Enfin, le juge Dumais souhaite que les publicités des commerçants présentent uniquement les produits de vapotage comme des outils d’aide à la cessation tabagique. Or, « la loi fédérale interdit justement ce genre de promotion aux produits dont l’innocuité et l’efficacité comme outil de cessation n’ont pas été homologuées par Santé Canada », note Flory Doucas, porte-parole et codirectrice de la CQCT. En fait, à ce jour, aucun produit de vapotage n’a été soumis à l’analyse de Santé Canada, contrairement aux autres thérapies de remplacement de la nicotine. « Alors que le gouvernement fédéral multiplie les consultations en vue de limiter le marketing de ces produits, voilà que la seule province ayant adopté une approche précautionneuse se fait rabrouer par ses propres tribunaux », s’est désolée la CQCT par voie de communiqué.

Une industrie délinquante

Ces dernières nouvelles sont d’autant plus inquiétantes qu’ailleurs au Canada, certains fabricants interprètent un peu trop librement les règles sur la promotion des produits du vapotage, tandis que les sanctions de Santé Canada à leur égard sont souvent timides ou tardives.
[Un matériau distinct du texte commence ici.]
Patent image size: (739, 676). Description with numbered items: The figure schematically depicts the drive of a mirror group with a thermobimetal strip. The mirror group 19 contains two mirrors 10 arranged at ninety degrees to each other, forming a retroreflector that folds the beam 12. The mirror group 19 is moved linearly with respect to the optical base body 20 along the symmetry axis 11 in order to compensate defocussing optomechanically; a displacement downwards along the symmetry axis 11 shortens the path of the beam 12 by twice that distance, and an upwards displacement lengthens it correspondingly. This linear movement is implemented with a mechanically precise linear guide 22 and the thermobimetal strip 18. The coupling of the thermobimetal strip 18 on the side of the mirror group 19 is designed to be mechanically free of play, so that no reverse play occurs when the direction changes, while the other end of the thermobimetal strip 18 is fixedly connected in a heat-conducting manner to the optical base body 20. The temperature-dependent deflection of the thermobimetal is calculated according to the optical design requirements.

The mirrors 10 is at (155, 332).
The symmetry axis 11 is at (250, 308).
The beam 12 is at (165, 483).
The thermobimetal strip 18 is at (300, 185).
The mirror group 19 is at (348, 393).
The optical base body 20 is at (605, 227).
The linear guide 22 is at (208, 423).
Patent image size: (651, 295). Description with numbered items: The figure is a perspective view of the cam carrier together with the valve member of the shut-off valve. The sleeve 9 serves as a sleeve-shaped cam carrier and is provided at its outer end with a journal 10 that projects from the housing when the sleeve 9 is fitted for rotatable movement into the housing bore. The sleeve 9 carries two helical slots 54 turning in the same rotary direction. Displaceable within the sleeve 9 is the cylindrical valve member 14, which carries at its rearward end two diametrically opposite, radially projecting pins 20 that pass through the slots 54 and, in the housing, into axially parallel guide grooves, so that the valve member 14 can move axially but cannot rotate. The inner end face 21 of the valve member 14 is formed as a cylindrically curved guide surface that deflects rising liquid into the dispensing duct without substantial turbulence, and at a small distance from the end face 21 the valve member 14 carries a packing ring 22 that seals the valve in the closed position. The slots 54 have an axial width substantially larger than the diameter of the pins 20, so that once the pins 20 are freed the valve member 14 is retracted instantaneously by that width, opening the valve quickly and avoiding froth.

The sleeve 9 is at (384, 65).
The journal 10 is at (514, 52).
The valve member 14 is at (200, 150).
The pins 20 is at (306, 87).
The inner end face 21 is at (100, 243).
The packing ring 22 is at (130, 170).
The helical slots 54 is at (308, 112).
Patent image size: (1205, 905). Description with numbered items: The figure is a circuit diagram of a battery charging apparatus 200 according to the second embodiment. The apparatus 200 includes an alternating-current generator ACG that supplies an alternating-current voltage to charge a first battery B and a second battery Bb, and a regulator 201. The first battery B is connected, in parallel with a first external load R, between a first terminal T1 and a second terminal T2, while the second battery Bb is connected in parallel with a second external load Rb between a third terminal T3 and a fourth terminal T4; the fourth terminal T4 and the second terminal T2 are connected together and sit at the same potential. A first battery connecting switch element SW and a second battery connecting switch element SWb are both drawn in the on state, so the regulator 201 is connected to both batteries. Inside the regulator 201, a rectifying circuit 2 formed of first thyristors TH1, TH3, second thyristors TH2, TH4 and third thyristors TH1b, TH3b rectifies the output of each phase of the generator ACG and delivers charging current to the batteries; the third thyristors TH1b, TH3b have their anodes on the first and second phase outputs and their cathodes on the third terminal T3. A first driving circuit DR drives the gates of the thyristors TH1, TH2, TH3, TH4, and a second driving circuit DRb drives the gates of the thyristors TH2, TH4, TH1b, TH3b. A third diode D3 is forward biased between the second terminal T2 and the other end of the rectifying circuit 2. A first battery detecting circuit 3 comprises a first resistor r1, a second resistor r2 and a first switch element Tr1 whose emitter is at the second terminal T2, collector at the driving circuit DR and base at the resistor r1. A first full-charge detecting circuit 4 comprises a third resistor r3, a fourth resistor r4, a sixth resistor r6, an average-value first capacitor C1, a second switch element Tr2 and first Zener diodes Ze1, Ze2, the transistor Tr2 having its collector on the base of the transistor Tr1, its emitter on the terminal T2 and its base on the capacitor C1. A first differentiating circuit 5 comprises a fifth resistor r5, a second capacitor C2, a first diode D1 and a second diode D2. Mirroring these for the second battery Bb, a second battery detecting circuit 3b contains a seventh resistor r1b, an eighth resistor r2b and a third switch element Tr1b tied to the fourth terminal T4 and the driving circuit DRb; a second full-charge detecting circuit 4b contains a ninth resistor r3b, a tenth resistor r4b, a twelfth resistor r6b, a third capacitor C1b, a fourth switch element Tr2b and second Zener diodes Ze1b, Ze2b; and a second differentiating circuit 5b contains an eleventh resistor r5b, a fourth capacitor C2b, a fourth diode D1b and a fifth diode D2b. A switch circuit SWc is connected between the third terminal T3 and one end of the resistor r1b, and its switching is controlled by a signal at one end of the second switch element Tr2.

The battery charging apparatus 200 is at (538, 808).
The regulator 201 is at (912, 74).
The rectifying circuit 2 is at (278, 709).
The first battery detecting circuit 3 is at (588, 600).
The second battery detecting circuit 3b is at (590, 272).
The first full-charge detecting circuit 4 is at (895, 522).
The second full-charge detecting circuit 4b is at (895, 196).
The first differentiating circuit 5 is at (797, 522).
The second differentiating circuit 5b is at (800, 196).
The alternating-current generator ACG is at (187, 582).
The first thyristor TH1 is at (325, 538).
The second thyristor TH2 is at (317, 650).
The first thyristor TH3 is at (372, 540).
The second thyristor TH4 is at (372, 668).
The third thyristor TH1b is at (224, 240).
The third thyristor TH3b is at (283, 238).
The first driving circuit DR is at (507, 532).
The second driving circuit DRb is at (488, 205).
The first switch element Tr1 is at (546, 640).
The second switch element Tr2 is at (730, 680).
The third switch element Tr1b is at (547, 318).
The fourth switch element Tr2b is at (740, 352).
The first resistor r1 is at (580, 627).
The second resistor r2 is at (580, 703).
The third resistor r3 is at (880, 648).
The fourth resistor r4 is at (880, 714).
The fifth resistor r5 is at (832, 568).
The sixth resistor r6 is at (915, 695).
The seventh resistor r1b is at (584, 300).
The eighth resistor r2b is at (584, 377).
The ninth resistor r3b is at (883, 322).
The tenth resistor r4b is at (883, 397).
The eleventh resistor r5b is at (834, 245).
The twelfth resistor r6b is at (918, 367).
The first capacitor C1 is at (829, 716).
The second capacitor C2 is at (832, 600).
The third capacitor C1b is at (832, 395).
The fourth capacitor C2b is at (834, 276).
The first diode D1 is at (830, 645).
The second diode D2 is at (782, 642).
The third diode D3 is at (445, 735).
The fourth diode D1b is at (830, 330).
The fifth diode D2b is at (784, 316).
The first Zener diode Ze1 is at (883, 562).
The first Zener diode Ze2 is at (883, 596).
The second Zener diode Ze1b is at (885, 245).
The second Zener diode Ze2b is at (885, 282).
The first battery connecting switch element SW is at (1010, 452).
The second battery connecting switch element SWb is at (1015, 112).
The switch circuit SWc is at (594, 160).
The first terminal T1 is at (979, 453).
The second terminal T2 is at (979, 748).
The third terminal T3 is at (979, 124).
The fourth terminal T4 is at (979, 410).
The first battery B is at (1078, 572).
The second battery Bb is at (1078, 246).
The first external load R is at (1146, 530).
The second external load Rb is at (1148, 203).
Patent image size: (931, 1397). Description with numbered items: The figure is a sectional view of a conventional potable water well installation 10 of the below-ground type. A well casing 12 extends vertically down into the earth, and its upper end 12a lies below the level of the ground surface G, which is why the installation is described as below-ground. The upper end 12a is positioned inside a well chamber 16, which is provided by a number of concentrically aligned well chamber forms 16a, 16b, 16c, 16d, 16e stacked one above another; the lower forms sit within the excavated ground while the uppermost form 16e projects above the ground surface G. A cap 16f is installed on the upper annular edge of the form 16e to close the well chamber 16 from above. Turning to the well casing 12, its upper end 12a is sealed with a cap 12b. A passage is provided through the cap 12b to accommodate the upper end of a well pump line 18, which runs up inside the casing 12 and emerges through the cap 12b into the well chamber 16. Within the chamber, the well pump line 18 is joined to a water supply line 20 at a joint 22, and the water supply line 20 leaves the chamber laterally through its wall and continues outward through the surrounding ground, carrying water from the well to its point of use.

En 2018-2019, par exemple, Santé Canada a tardé à sévir contre une publicité télévisée pour la cigarette électronique Vype ePen3 de British American Tobacco (BAT) qui a été diffusée des milliers de fois et qui comportait plusieurs éléments ayant trait au style de vie, ce qui contrevient à la Loi sur le tabac et les produits de vapotage. Dans le centre-ville de Toronto, des installations mobiles de BAT faisant la promotion de la Vype ePen3 contrevenaient aussi à la loi. Leur défaut? Elles donnaient à la cigarette électronique une impression générale de plaisir et de jeunesse alors que le vapotage est loin d’être un loisir et s’adresse plutôt à des fumeurs cherchant à se libérer de leur dépendance. Par contre, ces efforts de marketing de BAT répondaient parfaitement à un de ses objectifs : créer de nouveaux utilisateurs de nicotine.

À tout prendre, le Canada et le Québec ont donc intérêt à avoir des lois fortes et pleinement implantées s’ils veulent faire contrepoids aux manigances sans cesse renouvelées de la grande industrie du tabac.

Anick Labelle

Correction : Une version précédente de cet article identifiait erronément Imperial Tobacco Canada (ITC) comme manufacturier de la cigarette électronique Vype. En réalité, ce produit de vapotage est fabriqué par British American Tobacco, le siège social de ITC, et distribué par ITC au Canada.